This year, my fourth year living in Shenzhen, China, a new gym opened, offering all of the things I look for when entering into a new fitness relationship: towel service, filtered water (not out of a big plastic bottle), new, well-oiled machines, and a number of classes, including Body Pump and cycling.
My first spin class was at Europolis, the gym I joined in Barcelona, Spain, when I studied abroad as a junior in college. It was akin to riding a bike at your favorite discotec; crazy lights flooded the room and flashed as we pumped our legs to the instructor’s shouts of “¡Más rápido!”
Some years and spin classes later, I found myself seated in a Soul Cycle class with my sister Cassie and Jeana in Chicago. Kellen Townsend was the instructor, and upon seeing his photo on a fitness app, I decided I should sit in the front row so the cuuute instructor could see how fast I could pedal. It may be worth noting that 1. I did not know at this time that you can find Kellen on Instagram @homosweatual, and 2. I could not keep the beat to save my life on this particular morning after having done Barry’s Bootcamp two days prior.
It was with these experiences under my belt that I set the date for my first spin class in Shenzhen at my new gym with the new glossy Schwinn bikes and a new instructor this past September.
My friend Alli and I walked into class on this particular Monday evening to find that we would be the only spinners. My mouth gaped at the high tech screen that panned the entire convexed wall in front of the bikes. Our spin instructor greeted us with a big grin and broken English, which was notably better than either of our Mandarin.

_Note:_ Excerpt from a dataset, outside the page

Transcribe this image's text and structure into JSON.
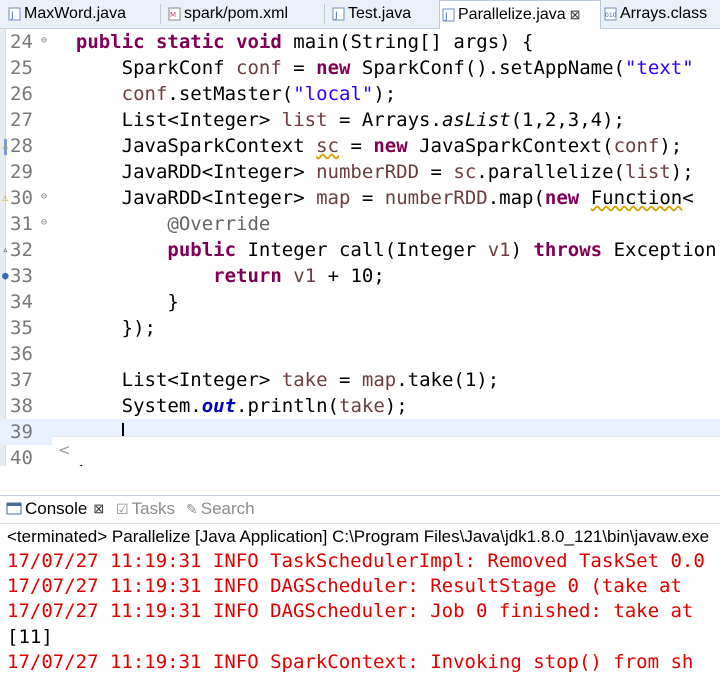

In one 45-minute spin class, we were in the pampas of Argentina and riding down the highway of Nowherestown, America. We were spinning underwater with coral reefs and a sunken ship and then heading down the road of a South American town with flat architecture. And then we were entering in to a psychedelic universe that seemed to me to represent the lights, the shapes, the energy of high tech Shenzhen.
Shenzhen’s motto, carved into a big boulder near the Hilton blocks from my apartment, is “Time is money, efficiency is life.” What does efficiency and progress look like here? Skyscrapers go up seemingly overnight, blasts are daily heard near my school as the metro system is extended, and the city is lit up brighter than Paris, brighter than Vegas as I look out over my balcony at night. Shenzhen has a rapid pulse, like my pulse felt as Consoul Trainin’s Take Me to Infinity blasted out of the speakers.
At the end of class, the teacher wanted to urgently speak to us. Was he going to ask about our fitness goals? If we were regular spinners? If we liked his song list? Nope, he was going to tell us we needed to shower within 10 minutes of class. For hygiene’s sake. Alli and I giggled and hurried out of the studio to gather our belongings and see if we could bike home in time to make his suggestion. She did; I didn’t. And we returned the next class to find that the instructor had actually been trying to tell us that we should wait at least 10 minutes before showering because our heart rate was elevated. #lostintranslation
What I have learned over the course of my spinning career, in addition to a handful of foreign words about pace and breath, is that hopping into a cycle class will offer a sense of the culture of the city you are spinning in, provide a place to build muscular endurance, and that most days I am better off getting my yoga flow on.
By the end of class, endorphins had flooded my veins. I also felt I might need to hit up my Calm app for a meditation before I would be ready for bed in a short while. The stimulation from the music, the high tech lights, and my rapid pedaling had been intoxicating, but I was also a bit dizzy from it all. When you’re living in an Asian city of prosperity, sometimes it pays to pass on the fast-paced fitness class and find your mindful moments on the mat. Most of the time. So, until Monday, my Schwinn.